Chronique « The long and winding road »,
Scénario de Christopher, dessin de Pellejero,
Public conseillé : Adultes et ado,
Style : Roman graphique intime,
Paru aux éditions Kennes, le du 5 octobre 2016, 180 pages couleurs, 29 euros,
Share
L’Histoire
Montpellier. Ulysse, cinquantenaire bedonnant vient assister à l’enterrement de son père, Lucien. Accompagné de sa tante Jeanne, il arrive devant l’église, noire de monde à son grand étonnement. Après l’homélie, Ulysse se dirige vers le pupitre et lit les dernières volontés de son paternel, devant un parterre pétrifié.
Au lieu de rejoindre le caveau familial, il veut être incinéré et que ses cendres soient jetées à l’île de Wight…
Dans la maison où vivait Lucien, Ulysse reçoit un paquet inattendu, rempli de cartes, de vieilles cassettes de musique et d’une longue lettre. Son père lui demande de suivre à la lettre le programme qu’il a écrit, une sorte de pèlerinage vers le concert mythique de 1970. Pour couronner le tout, Ulysse doit le faire à bord du combi Volkswagen de l’époque, surnommé “Le commodore”…
Embarquant l’urne funéraire, voilà que commence une fameuse odyssée…
Ce que j’en pense
Quel sacré album ! Christopher (scénario) et Ruben Pellejro (au dessin) nous entraînent sur la route du souvenir. Au volant d’un combi Volkswagen typé seventies (ou flower power comme vous voudrez), Ulysse, quadra peu enclin à l’aventure, va suivre pas à pas l’année 70 de son père, accompagné des trois inséparables amis musicos de l’époque.
Alain (orgue et piano) Jacques (batterie) et William (basse), trois papys bien décalés mais encore vivants (peut-être plus même qu’Ulysse) vont accompagner le jeunot, dans sa quête…
L’idée est simple, sobre, évidente presque, mais ce n’est pas l’originalité du propos qui m’a séduit dans cet album fleuve.

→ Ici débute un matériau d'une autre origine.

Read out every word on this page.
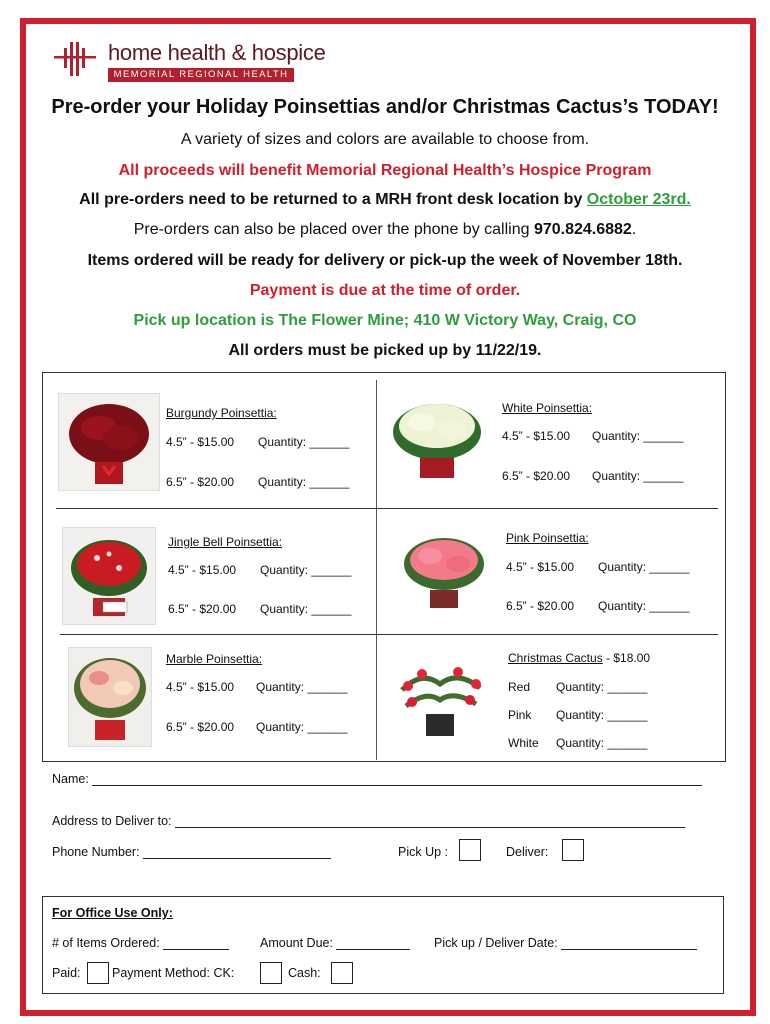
home health & hospice
MEMORIAL REGIONAL HEALTH
Pre-order your Holiday Poinsettias and/or Christmas Cactus’s TODAY!
A variety of sizes and colors are available to choose from.
All proceeds will benefit Memorial Regional Health’s Hospice Program
All pre-orders need to be returned to a MRH front desk location by October 23rd.
Pre-orders can also be placed over the phone by calling 970.824.6882.
Items ordered will be ready for delivery or pick-up the week of November 18th.
Payment is due at the time of order.
Pick up location is The Flower Mine; 410 W Victory Way, Craig, CO
All orders must be picked up by 11/22/19.
Burgundy Poinsettia:
4.5” - $15.00 Quantity: ______
6.5” - $20.00 Quantity: ______
White Poinsettia:
4.5” - $15.00 Quantity: ______
6.5” - $20.00 Quantity: ______
Jingle Bell Poinsettia:
4.5” - $15.00 Quantity: ______
6.5” - $20.00 Quantity: ______
Pink Poinsettia:
4.5” - $15.00 Quantity: ______
6.5” - $20.00 Quantity: ______
Marble Poinsettia:
4.5” - $15.00 Quantity: ______
6.5” - $20.00 Quantity: ______
Christmas Cactus - $18.00
Red Quantity: ______
Pink Quantity: ______
White Quantity: ______
Name:
Address to Deliver to:
Phone Number:	Pick Up :	Deliver:
For Office Use Only:
# of Items Ordered:	Amount Due:	Pick up / Deliver Date:
Paid:	Payment Method: CK:	Cash:
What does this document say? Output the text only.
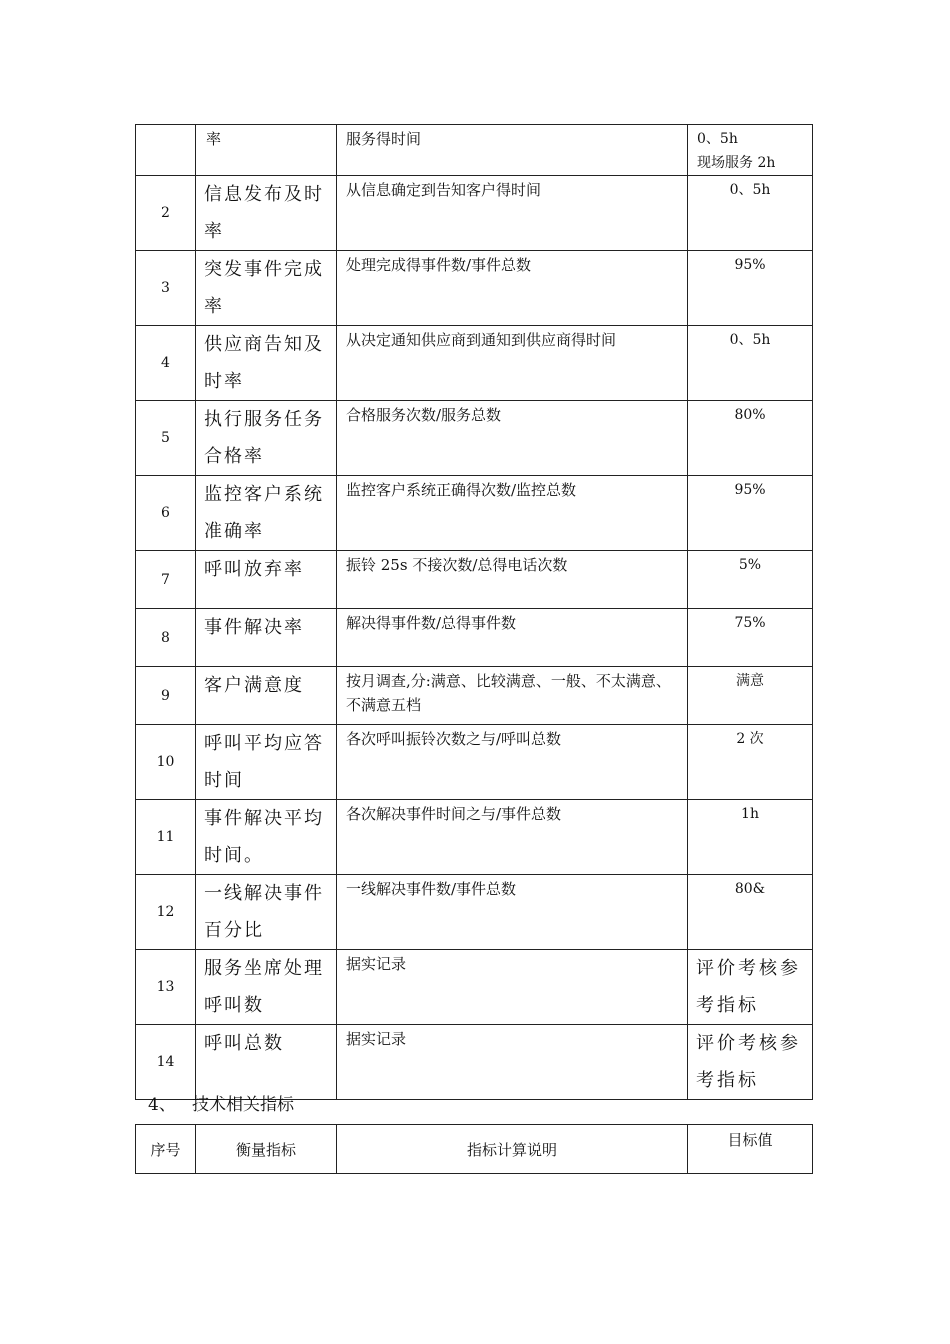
	率	服务得时间	0、5h
现场服务 2h

2	信息发布及时率	从信息确定到告知客户得时间	0、5h
3	突发事件完成率	处理完成得事件数/事件总数	95%
4	供应商告知及时率	从决定通知供应商到通知到供应商得时间	0、5h
5	执行服务任务合格率	合格服务次数/服务总数	80%
6	监控客户系统准确率	监控客户系统正确得次数/监控总数	95%
7	呼叫放弃率	振铃 25s 不接次数/总得电话次数	5%
8	事件解决率	解决得事件数/总得事件数	75%
9	客户满意度	按月调查,分:满意、比较满意、一般、不太满意、不满意五档	满意
10	呼叫平均应答时间	各次呼叫振铃次数之与/呼叫总数	2 次
11	事件解决平均时间。	各次解决事件时间之与/事件总数	1h
12	一线解决事件百分比	一线解决事件数/事件总数	80&
13	服务坐席处理呼叫数	据实记录	评价考核参考指标
14	呼叫总数	据实记录	评价考核参考指标
4、   技术相关指标
序号	衡量指标	指标计算说明	目标值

Au long des 180 pages, les auteurs jouent sur la relation fils-père avec un sens de la narration touchant (tout le temps), drôle (souvent) et émouvant.
Sur l’idée que père et fils ne se connaissent pas vraiment (surtout dans le sens fils > père), Christopher compose un road-movie (une fuite en avant) très seventies. Se passant dans notre présent, c’est bien une odyssée qu’Ulysse va vivre en refaisant pas à pas la route qu’a emprunté son père 45 ans auparavant.

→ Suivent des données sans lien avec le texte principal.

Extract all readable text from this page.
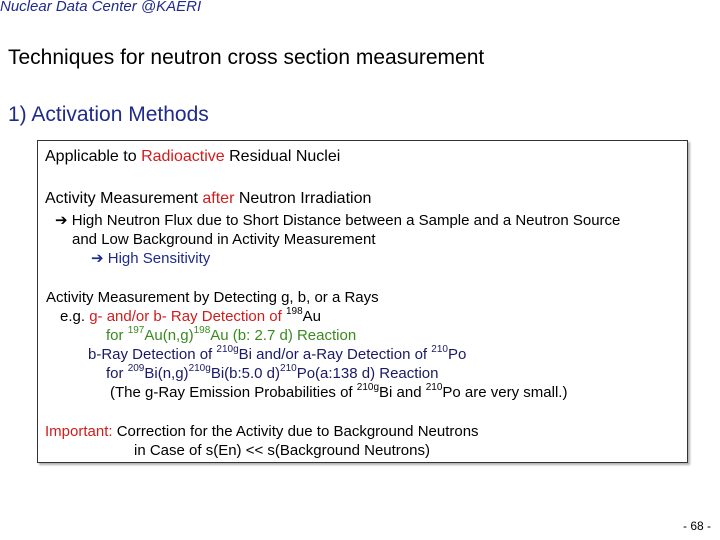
Nuclear Data Center @KAERI
Techniques for neutron cross section measurement
1) Activation Methods
Applicable to Radioactive Residual Nuclei
Activity Measurement after Neutron Irradiation
➔ High Neutron Flux due to Short Distance between a Sample and a Neutron Source
and Low Background in Activity Measurement
➔ High Sensitivity
Activity Measurement by Detecting g, b, or a Rays
e.g. g- and/or b- Ray Detection of $^{198}$Au
for $^{197}Au(n,g)^{198}Au$ (b: 2.7 d) Reaction
b-Ray Detection of $^{210g}$Bi and/or a-Ray Detection of $^{210}$Po
for $^{209}Bi(n,g)^{210g}Bi(b:5.0$ d)$^{210}$Po(a:138 d) Reaction
(The g-Ray Emission Probabilities of $^{210g}$Bi and $^{210}$Po are very small.)
Important: Correction for the Activity due to Background Neutrons
in Case of s(En) << s(Background Neutrons)
- 68 -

Découverte de sa jeunesse, de ses aspirations (le rock, la liberté, et même un amour inconnu), Ulysse apprend peu à peu à découvrir l’homme et se rapproche de ce père aux désirs de vie si intense.
J’ai été touché par ce bel album tout simple, qui parle d’amour et de relations père-fils. Un peu à la manière du film de Burton “A big Fish”, mais à la sauce “Sur la route” (de Kerouac), Christopher et Pellejero m’ont embarqué dans un road trip beau et sensible, sans pathos ni jugement.

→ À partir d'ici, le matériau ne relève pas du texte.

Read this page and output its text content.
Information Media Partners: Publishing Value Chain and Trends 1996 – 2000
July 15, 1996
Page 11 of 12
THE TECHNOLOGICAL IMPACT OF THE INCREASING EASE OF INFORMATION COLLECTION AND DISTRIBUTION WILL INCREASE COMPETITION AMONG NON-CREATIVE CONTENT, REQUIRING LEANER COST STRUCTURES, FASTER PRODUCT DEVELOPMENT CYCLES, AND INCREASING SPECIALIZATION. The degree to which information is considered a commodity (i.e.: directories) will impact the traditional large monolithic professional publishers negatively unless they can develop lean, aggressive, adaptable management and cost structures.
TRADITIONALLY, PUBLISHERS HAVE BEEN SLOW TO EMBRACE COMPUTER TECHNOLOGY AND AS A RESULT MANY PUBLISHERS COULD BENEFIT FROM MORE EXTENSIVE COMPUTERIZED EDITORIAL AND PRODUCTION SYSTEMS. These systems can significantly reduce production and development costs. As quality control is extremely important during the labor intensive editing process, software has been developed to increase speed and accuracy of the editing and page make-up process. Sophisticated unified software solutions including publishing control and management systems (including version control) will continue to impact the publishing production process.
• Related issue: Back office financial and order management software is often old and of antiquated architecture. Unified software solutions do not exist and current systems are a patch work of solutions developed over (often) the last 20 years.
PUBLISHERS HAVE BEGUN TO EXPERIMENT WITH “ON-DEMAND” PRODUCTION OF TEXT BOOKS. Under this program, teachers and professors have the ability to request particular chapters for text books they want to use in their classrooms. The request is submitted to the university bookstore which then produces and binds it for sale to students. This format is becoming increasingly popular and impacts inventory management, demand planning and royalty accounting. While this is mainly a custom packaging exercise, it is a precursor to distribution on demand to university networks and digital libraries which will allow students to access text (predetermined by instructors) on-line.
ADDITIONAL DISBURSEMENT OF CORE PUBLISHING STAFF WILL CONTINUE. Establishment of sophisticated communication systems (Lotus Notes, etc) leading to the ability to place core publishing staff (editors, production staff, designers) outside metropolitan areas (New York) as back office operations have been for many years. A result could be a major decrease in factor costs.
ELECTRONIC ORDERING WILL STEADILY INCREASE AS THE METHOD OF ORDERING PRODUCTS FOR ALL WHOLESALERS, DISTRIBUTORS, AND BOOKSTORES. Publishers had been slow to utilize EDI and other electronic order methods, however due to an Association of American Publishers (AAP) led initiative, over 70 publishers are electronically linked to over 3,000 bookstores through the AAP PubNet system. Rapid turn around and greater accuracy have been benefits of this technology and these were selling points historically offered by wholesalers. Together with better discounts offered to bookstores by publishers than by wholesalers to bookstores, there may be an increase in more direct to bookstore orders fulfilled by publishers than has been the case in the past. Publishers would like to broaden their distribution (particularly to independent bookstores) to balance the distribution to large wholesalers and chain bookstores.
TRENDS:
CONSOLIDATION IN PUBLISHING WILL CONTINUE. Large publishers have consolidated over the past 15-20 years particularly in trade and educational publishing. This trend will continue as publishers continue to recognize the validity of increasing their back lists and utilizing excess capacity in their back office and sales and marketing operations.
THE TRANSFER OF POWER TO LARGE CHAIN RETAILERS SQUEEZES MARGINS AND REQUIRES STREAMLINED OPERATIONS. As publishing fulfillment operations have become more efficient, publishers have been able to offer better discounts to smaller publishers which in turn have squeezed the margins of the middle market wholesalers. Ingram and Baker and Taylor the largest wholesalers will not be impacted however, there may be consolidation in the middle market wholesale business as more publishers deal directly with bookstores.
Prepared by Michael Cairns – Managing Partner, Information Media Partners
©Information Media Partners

Au dessin, Pellejero m’a surpris. Peut-être que vous connaissez ce grand monsieur grâce au dernier Corto Maltese, dont on lui a confié le dessin ? J’espère que vous connaissez ses album doux et forts précédents comme Loup de pluie, L’écorché ou Le tour de valse.
Aidé à l’encrage par Tony Benages Gallard, son trait se fait plus simple. Classique, avec un sens du rythme et de la lisibilité toujours optimales, ce n’est pas un “grand dessin” mais un dessin élégant… juste ce qu’il faut.
La couleur, de Ruben et de Xavi René, est traitée en camaïeux (ocres, rouges). Elle laisse exprimer les sentiments et ne cherche pas à ramener au réalisme coûte que coûte. Quelques rares planches sont traitées en couleurs violentes et saturées. Bon, vous l’aurez compris, ce sont les passages vécus sous acide ou stupéfiant…
Musique, vous avez dit musique ?
Comment pourrait-il en être autrement ? The Long and Winding Road est autant un album intimiste, qu’un cri d’amour à la musique des années 70, libertaire, révoltée, revendicative ou juste folle de liberté et d’amour et de désirs, chaque chapitre est accompagné de sa musique.
Les éditions Keynes n’ont pas pu éditer un CD, mais tout est fait pour que vous vous preniez en main et alliez vous-même mettre la BO qui va bien.